Garbage In, Garbage Out: Get Good Data for Better Impact

Want to know if what you're doing is working? You need good data for that.

Ahhh, data quality. It’s not everyone’s idea of a good time and possibly a topic boring enough to make people do something crazy, like choosing to finish their taxes instead of reviewing a data quality report. Anyone else relate?

Rest assured, though, that today we’re not talking about data definitions and coding guidelines that often find themselves stuffed in the annexes of papers and how-to PDFs.

Good quality data starts well before we need an analyst clicking away in R to twist, slice, and code our raw data into standardized, analyzable submission.

So before I completely lose you, consider this analogy from Naked Statistics:

Most statistics books assume that you are using good data, just as a cookbook assumes that you’re not using rancid meat and rotten vegetables. But even the finest recipe isn’t going to salvage a meal that begins with spoiled ingredients. So it is with statistics; no amount of fancy statistics can make up for fundamentally flawed data (p. 111).

That makes you think a little differently about that beautiful green gazpacho, right?

With that in mind—including images of questionable gazpacho—how do we get data that’s actually “good”? And how do we avoid forcing our analysts to make beautiful dishes (graphs and reports) that disguise rancid ingredients (meaningless data)?

“Good” data has of course been frameworked and workshopped over and over again, but I like these two guiding concepts to kick things off:

  • Validity—the degree to which a tool measures what it is intended to measure 
  • Reliability—the consistency and stability of a measurement across time, items, and/or raters.

You can do a deeper dive on both here, but I want to look at what this means in practical terms for our work. These things sound simple, but a lot of people still skip over them.

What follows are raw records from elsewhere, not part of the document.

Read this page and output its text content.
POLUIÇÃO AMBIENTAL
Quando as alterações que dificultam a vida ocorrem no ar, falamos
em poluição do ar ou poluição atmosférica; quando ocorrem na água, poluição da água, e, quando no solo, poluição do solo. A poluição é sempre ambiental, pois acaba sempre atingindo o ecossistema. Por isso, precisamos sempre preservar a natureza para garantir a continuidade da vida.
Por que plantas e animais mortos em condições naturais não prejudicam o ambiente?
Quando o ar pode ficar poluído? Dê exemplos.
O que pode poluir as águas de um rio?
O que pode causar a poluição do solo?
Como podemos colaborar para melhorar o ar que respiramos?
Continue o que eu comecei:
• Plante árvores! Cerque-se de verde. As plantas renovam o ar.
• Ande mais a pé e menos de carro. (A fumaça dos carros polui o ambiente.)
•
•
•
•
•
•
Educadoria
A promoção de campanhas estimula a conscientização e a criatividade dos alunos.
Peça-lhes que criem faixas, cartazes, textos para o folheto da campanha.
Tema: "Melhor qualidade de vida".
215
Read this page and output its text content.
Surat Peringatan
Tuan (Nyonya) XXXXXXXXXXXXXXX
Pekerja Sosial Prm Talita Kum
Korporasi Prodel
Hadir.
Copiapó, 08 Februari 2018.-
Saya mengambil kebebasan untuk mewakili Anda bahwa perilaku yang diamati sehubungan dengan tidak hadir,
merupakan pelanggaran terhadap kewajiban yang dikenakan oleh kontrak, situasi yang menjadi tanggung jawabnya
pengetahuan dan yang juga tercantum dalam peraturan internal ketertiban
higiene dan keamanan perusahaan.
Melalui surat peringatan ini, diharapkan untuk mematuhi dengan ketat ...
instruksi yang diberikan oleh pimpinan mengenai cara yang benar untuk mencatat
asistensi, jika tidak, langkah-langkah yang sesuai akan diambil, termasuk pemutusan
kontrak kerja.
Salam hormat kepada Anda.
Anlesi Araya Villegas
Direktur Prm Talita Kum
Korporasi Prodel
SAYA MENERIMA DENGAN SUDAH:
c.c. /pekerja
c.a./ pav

Before we go any farther, if you need a TL;DR: “good data” is a product of every step of your planning, design and implementation and it starts well before you set out to clean and analyze any actual data. (The foundations for good data are arguably more important than how it’s analyzed in the end.)
Practical Steps for Better Data
  1. Get an excellent understanding of what should be collected in the first place. It’s wild how many people mentally skip this step. This means having a clear theory of change or hypothesis with well thought out measures, remembering data points can change with iterative processes and feedback loops. Don’t fear a lit review to make sure you’re on the right track, because chances are peers have tried similar things. Learn from them. And don’t forget to engage stakeholders throughout these planning and review stages through things like focus groups and consensus-seeking activities.

  2. Adapt your methods to your setting. You want meaningful data? Think about accessibility across all planes. For example:

    Do paper-based instruments make more sense than internet-connected and/or electronic ones?

    Am I seeking information from a group of people that may have difficulty reading survey questions?

    What language(s) will I need to communicate with a representative sample of all stakeholders?

  3. Do your due diligence in ensuring trust exists between your team and the group you’re seeking information from or about. It doesn’t matter what you collect if people weren’t honest or simply didn’t engage because they didn’t feel comfortable or didn’t trust the process.

  4. Don’t skimp on training for the people who will be collecting data, especially if anything is interview-based. Give these members of your team a chance to give feedback on the process and tools, and pilot as much as possible. If they aren’t comfortable with the tools then you’re not going to get great data.

  5. Plan, review, edit, review, and edit some more. Being brutally critical and unafraid to hit the delete button when something seems off is a skill and a gift. The more critical you can be in the planning and process development phase the better all the above actions will turn out.

If you’re able to incorporate the activities above then other commonly referenced data quality dimensions will better fall into place.

Think:

  • timeliness of data
  • consistency with other sources
  • completeness
  • lack of duplicity in your data set
  • (and, of course, validity and reliability)

And remember: perfect data doesn’t exist, so don’t sacrifice the good for something unattainable. Consider what you need most to answer your evaluation, QI or research questions and go for that.

One issue might be that your data set is kind of incomplete, but in my opinion, incomplete > complete garbage. 5 variables with valid and reliable data are better than 40 variables that are junk.

Once these practices have been adopted and you’ve got a solid data set, THEN you can hand it over to your analysts to clean, slice, and graph for that social media worthy final product. 

How often are you thinking about data quality in this way?